Seagate Renames EVault Data Protection Cloud, Preps Solution For Enterprise
Seagate Wednesday expanded its data protection cloud to add scalability for enterprise customers, and in the process dropped its EVault moniker to reflect the change.
Seagate's new Hybrid Cloud Data Protection solution portfolio offers a 400 percent increase in performance along with scalability into the petabyte range, said David Flesh, vice president of marketing for cloud systems and electronics for the Cupertino, Calif.-based storage vendor.
The solution also can be used by large corporations to build private data protection infrastructures, Flesh told CRN.
[Related: Arcserve Integrates New Arcserve Cloud Into Data Protection Solution]
That increase in scalability is a huge change for customers, Flesh said.
"We're going from multi-terabyte implementations to multi-petabyte implementations," he said. "We're providing rack-scale capabilities. We had great adoption in remote offices and branch offices, but our vaults did not scale enough for central office solutions."
That new emphasis on enterprise customers led Seagate to drop the EVault name from its cloud data protection solution. Seagate in 2007 acquired EVault, making it the center of the company's cloud-based data protection solution. Seagate in 2008 rolled EVault and other data protection services into a new company called i365, but in 2011 restored the EVault name.
Despite the name change, the Hybrid Cloud Data Protection solution keeps EVault's emphasis on simplicity, Flesh said. "But we're now letting customers add capacity via new enclosures and racks," he said. "The software sees the new capacity and automatically adds the subscribers to the capacity. This makes it easy for customers to scale the cloud."
Seagate has done a good job of expanding its cloud-based data protection solution, said Mike Piltoff, senior vice president for strategic marketing at Champion Solutions Group, a Boca Raton, Fla.-based solution provider that has been active with EVault for a couple years.
"The new scalability is a big deal," Piltoff told CRN. "This is important for enterprise customers that have data in a lot of repositories."
Piltoff said that EVault traditionally has been a solution with a low-cost, simple way to offer professional services for implementation.
"Seagate's cloud allows us to provide a disaster recovery solution that meets application-specific SLAs," Piltoff said. "We can set up a disaster recovery solution in the cloud that waits to be used based on SLAs so we can help customers adjust their backup and recovery costs. This is important. Usually when customers do their own disaster recovery solution or work with MSPs, they get an all-or-nothing SLA. But a lot of applications don't need a four-hour SLA."
Piltoff also likes the auto-discovery that Seagate adds to disaster recovery with the Hybrid Cloud Data Protection solution.
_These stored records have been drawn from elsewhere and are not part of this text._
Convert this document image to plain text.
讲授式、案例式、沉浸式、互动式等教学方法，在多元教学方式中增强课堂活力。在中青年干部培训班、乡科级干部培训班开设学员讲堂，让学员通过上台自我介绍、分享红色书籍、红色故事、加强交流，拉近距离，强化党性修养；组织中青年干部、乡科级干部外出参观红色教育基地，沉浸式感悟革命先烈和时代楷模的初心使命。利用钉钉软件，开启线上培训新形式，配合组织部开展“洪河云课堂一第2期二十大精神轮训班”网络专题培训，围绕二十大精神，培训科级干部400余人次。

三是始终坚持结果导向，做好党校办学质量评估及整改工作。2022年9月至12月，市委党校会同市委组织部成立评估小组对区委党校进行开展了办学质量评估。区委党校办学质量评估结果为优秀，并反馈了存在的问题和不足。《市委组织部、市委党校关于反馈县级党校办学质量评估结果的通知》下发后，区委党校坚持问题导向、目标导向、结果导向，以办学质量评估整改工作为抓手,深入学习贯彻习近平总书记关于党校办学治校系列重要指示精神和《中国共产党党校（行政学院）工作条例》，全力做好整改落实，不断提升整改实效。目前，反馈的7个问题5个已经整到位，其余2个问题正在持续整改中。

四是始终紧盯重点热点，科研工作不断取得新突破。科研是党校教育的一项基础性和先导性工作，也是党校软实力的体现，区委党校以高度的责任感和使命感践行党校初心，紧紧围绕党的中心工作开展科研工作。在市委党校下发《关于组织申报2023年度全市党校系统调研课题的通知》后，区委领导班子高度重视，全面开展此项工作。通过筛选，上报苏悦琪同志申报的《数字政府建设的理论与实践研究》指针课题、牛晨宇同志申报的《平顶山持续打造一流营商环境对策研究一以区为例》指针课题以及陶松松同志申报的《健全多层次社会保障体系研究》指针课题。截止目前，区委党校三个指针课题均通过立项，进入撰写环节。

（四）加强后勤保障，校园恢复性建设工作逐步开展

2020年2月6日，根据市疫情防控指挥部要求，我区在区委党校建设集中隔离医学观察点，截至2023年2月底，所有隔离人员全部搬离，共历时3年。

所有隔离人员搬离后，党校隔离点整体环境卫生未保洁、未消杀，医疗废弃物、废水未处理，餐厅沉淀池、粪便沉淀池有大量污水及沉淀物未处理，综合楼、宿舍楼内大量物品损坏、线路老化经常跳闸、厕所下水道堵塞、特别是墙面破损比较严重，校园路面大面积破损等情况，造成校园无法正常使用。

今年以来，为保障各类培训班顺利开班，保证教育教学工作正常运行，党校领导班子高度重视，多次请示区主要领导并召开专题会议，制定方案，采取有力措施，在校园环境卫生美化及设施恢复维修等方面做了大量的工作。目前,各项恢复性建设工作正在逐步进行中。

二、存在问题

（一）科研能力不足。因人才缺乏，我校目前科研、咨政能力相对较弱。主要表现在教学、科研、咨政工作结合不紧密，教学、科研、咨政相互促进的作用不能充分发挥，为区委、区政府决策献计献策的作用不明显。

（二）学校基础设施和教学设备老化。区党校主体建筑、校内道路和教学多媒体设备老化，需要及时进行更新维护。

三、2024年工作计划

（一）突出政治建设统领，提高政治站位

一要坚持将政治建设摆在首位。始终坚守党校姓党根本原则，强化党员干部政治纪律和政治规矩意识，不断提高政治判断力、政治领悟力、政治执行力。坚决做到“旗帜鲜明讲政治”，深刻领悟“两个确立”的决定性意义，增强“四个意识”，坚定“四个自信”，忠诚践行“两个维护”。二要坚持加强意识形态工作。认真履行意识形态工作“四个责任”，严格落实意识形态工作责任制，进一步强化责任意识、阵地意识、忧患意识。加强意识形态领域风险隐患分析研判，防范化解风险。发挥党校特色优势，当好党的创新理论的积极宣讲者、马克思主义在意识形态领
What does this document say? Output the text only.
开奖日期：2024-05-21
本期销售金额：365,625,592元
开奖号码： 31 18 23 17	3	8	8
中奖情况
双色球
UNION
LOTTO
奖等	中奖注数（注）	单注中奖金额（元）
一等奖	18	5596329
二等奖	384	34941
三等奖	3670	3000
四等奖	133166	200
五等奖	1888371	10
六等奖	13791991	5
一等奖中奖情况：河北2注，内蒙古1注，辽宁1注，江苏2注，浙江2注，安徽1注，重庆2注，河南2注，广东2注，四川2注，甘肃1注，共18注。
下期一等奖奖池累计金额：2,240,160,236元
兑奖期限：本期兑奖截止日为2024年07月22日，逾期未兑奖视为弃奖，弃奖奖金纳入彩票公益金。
"We often meet with clients looking for disaster recovery studies in relation to SLAs, but who never wait for the studies to be complete," he said. "So they don't move to the next step. But Seagate is simple. The solution can adjust the SLA up or down to for quick implementation."
Moving away from the EVault name was also the right move, Piltoff said.
"EVault has a great track record," he said. "But Seagate is a giant in the industry. Customers are reassured when they see the Seagate name. And some larger accounts prefer the Seagate name."
The Seagate Hybrid Cloud Data Protection, and EVault before it, is a key part of the data protection offering of Iron Mountain, said Jeremy Zhang, director of product management for the Boston-based storage and information management company.
Iron Mountain, which in 2011 sold its organic data protection business to Autonomy, also provides the data center on which the Seagate solution is hosted, Zhang said.
The fact that Iron Mountain hosts the Seagate solution and resells it to customers makes the relationship between the two strategic, Zhang told CRN.
"Trust is important," he said. "Iron Mountain touches more data centers than anyone on the planet. We are keeping over 80 million tapes for customers worldwide. When customers want to move away from tape to the cloud or to on-premise solutions, we have the relationships they can trust."
Also new in the Hybrid Cloud Data Protection solution is Seagate Data Management Services, a professional services offering to help customers find the best place to store their data and what tiers of storage are best for their environments, Flesh said.
The Seagate Data Management Services are available directly from Seagate initially, but Seagate has plans to let partners offer them in the future, he said. "We're looking to make sure we get it right in terms of policies, and will expand to the channel later," Flesh said.
The Hybrid Cloud Data Protection solution is expected to be available later this month.